Collage artist Teresa Booth Brown awarded Marion Fellowship grant
Teresa Booth Brown, an artist and teacher known for her use of collage in oil painting, mixed-media drawings and printmaking, has been awarded the 2019-2020 Marion International Fellowship Grant for the Visual and Performing Arts for “Neo-Quietism,” a project that explores the physical engagement between viewer and artwork.
“I am interested in that moment when the viewer mutes the rhetoric, theory, the buzz, around a painting and experiences it in their viscera,” Ms. Brown wrote in her grant application. “The historical or art critical context of such an artwork is never far away and it asserts itself soon enough, but this project takes as its premise the potential of artwork to create an experience that is outside of language.”
Art stops the viewer in his/her own tracks, Brown explained. It creates a moment of mental quiet; it grips him or her in the immediacy of color, line and composition. “If it can be sustained, this mode of physical consciousness gathers in the fragmented viewer, usually pulled apart by the demands of their attention, back into their body and mind,” Brown added.
Brown’s project presumes that this restorative quality is to be found in the abstract, non-representational nature of all art. Aesthetic qualities that calm rather than fuel the churning of ideas are found, hiding in plain sight, within representational pictures.
“I intend to identify and explore ways of painting to create a second register of experience, that of a direct physical response to formal qualities. A cultivation of this faculty connects viewer to self-knowledge and ultimately grounds them in a reality lost in the chatter of discourse,” Brown stated in her application.
Now in its seventh year, the Marion Fellowship was created through the Fredonia College Foundation by June Miller-Spann, director of Development at Fredonia, for Fredonia alumna Cathy Marion and her husband, Jesse, to support artistic journeys that lead to new opportunities for collaborative artistic excellence that are affiliated with Marion Fellowship Circle member institutions. The grant provides up to $18,000. Fredonia faculty are eligible to apply for the fellowship.
“Jesse and I are very excited to watch Teresa Brown's creative journey unfold as she begins to make and connect art with diverse communities,” Ms. Marion said. “We are intrigued with Teresa's ability to develop individual heightened visual experiences through learned exercises. Her depth and breadth of outreach from juvenile detention centers to art museums, and La Napoule Art Foundation in the South of France, validates the need and desire for art in our society.”
There are two components to Brown’s project: creation of a body of work (paintings) which embody ideas of restoration, meditation and peace; and creation of art-making experiences, exercises and opportunities which allow for every participant to experience contemplation, restoration, meditation and peace.

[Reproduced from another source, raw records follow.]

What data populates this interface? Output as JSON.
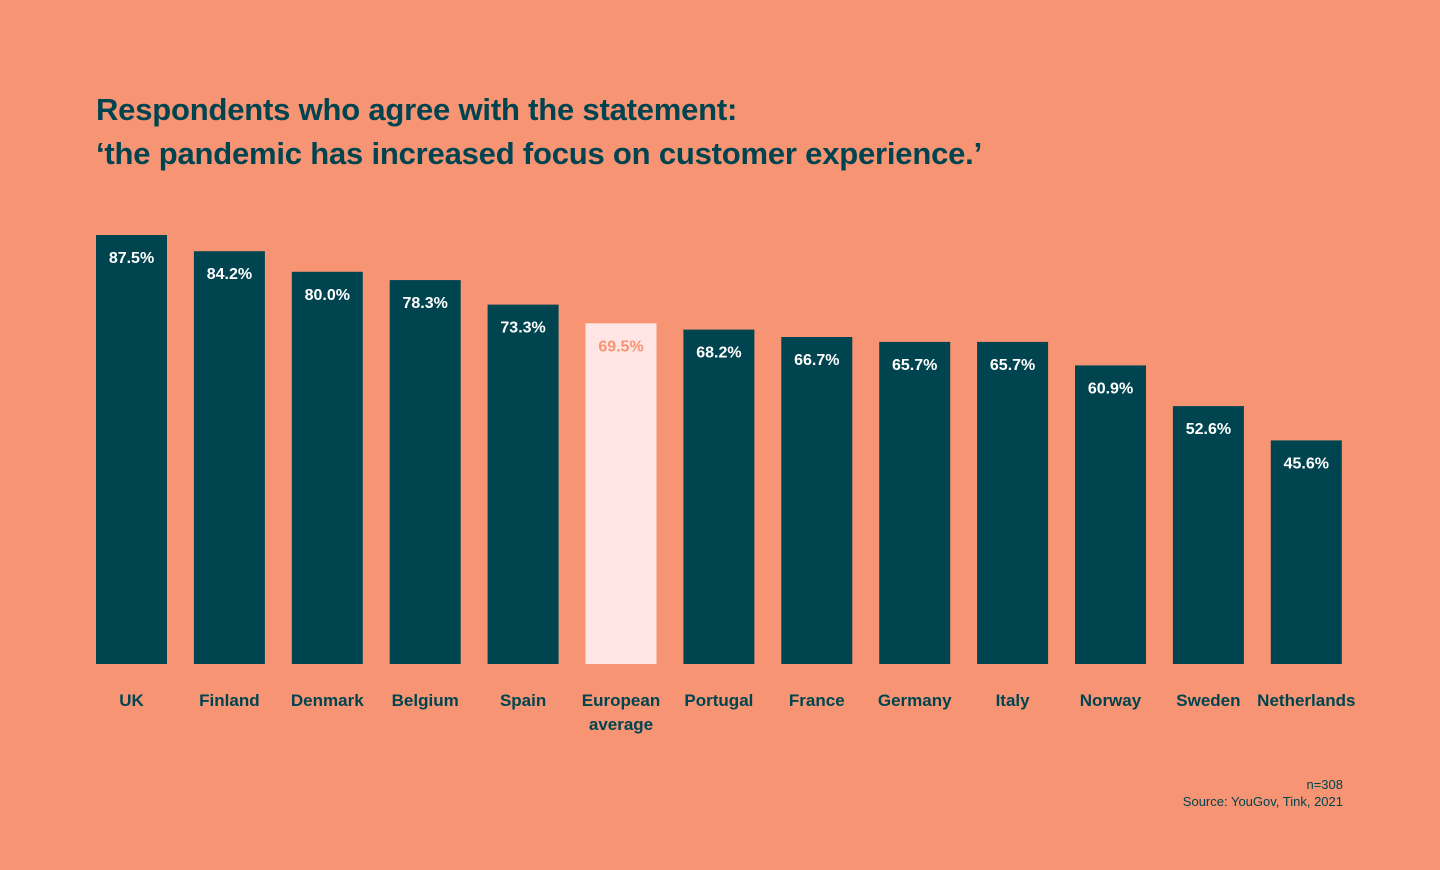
{
  "title": {
    "line1": "Respondents who agree with the statement:",
    "line2": "‘the pandemic has increased focus on customer experience.’"
  },
  "footnote": {
    "sample": "n=308",
    "source": "Source: YouGov, Tink, 2021"
  },
  "colors": {
    "background": "#F69473",
    "bar": "#00444F",
    "highlight_bar": "#FFE6E4",
    "bar_label": "#FFFFFF",
    "highlight_label": "#F69473",
    "text": "#00444F"
  },
  "chart_data": {
    "type": "bar",
    "categories": [
      "UK",
      "Finland",
      "Denmark",
      "Belgium",
      "Spain",
      "European average",
      "Portugal",
      "France",
      "Germany",
      "Italy",
      "Norway",
      "Sweden",
      "Netherlands"
    ],
    "category_lines": [
      [
        "UK"
      ],
      [
        "Finland"
      ],
      [
        "Denmark"
      ],
      [
        "Belgium"
      ],
      [
        "Spain"
      ],
      [
        "European",
        "average"
      ],
      [
        "Portugal"
      ],
      [
        "France"
      ],
      [
        "Germany"
      ],
      [
        "Italy"
      ],
      [
        "Norway"
      ],
      [
        "Sweden"
      ],
      [
        "Netherlands"
      ]
    ],
    "values": [
      87.5,
      84.2,
      80.0,
      78.3,
      73.3,
      69.5,
      68.2,
      66.7,
      65.7,
      65.7,
      60.9,
      52.6,
      45.6
    ],
    "value_labels": [
      "87.5%",
      "84.2%",
      "80.0%",
      "78.3%",
      "73.3%",
      "69.5%",
      "68.2%",
      "66.7%",
      "65.7%",
      "65.7%",
      "60.9%",
      "52.6%",
      "45.6%"
    ],
    "highlight": "European average",
    "ylim": [
      0,
      87.5
    ],
    "grid": false,
    "legend": "none"
  }
}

Project research and development, the first phase of Brown’s artistic journey, was scheduled at Chautauqua Institution during Week 7 of its 2019 season. “Grace: A Celebration of Extraordinary Gifts” is the theme of the week of Aug. 3 to 10. A residency devoted to project creation is planned in the fall at Ucross Foundation, a ranch in northeastern Wyoming that accommodates artists, writers and composers. The development and experimental phase will take place at the Alberta College of Art and Design, Alberta, Canada, in the spring of 2020.
At the conclusion of each artistic journey, the Marion fellow travels to the Fredonia campus to make a public presentation and participate in individualized learning through master classes and classroom discussions with students and faculty. Brown’s campus visit, which will also include a public art-making workshop, will be held in the fall of 2020.
“I am so pleased the Marions are supporting this kind of explorative artistic journey, and will very much enjoy following and facilitating Teresa’s progress and process creating beautiful art and bringing it to be experienced by diverse communities,” said Fredonia School of Music Associate Professor Sarah Hamilton, who is administering the Marion Fellowship.
Brown is the artist program coordinator of the Aspen Art Museum. She also teaches at the Pitkin County Jail and serves on the summer faculty of the Anderson Ranch Arts Center, all in Colorado, and also on the summer faculty at La Napoule Art Foundation in France.
Collage materials that Brown uses come from a wide range of sources, including fashion magazines, discarded teaching materials and obsolete textbooks. Her work is distinguished by strong color, abstracted imagery and architectural geometry.
Brown studied at Reed College, the Museum Art School and Bennington College, and has been awarded residencies at the Skowhegan School of Painting and Sculpture, Anderson Ranch Arts Center, Ucross Foundation, the American Academy in Rome and the Campo Artist Colony in Uruguay.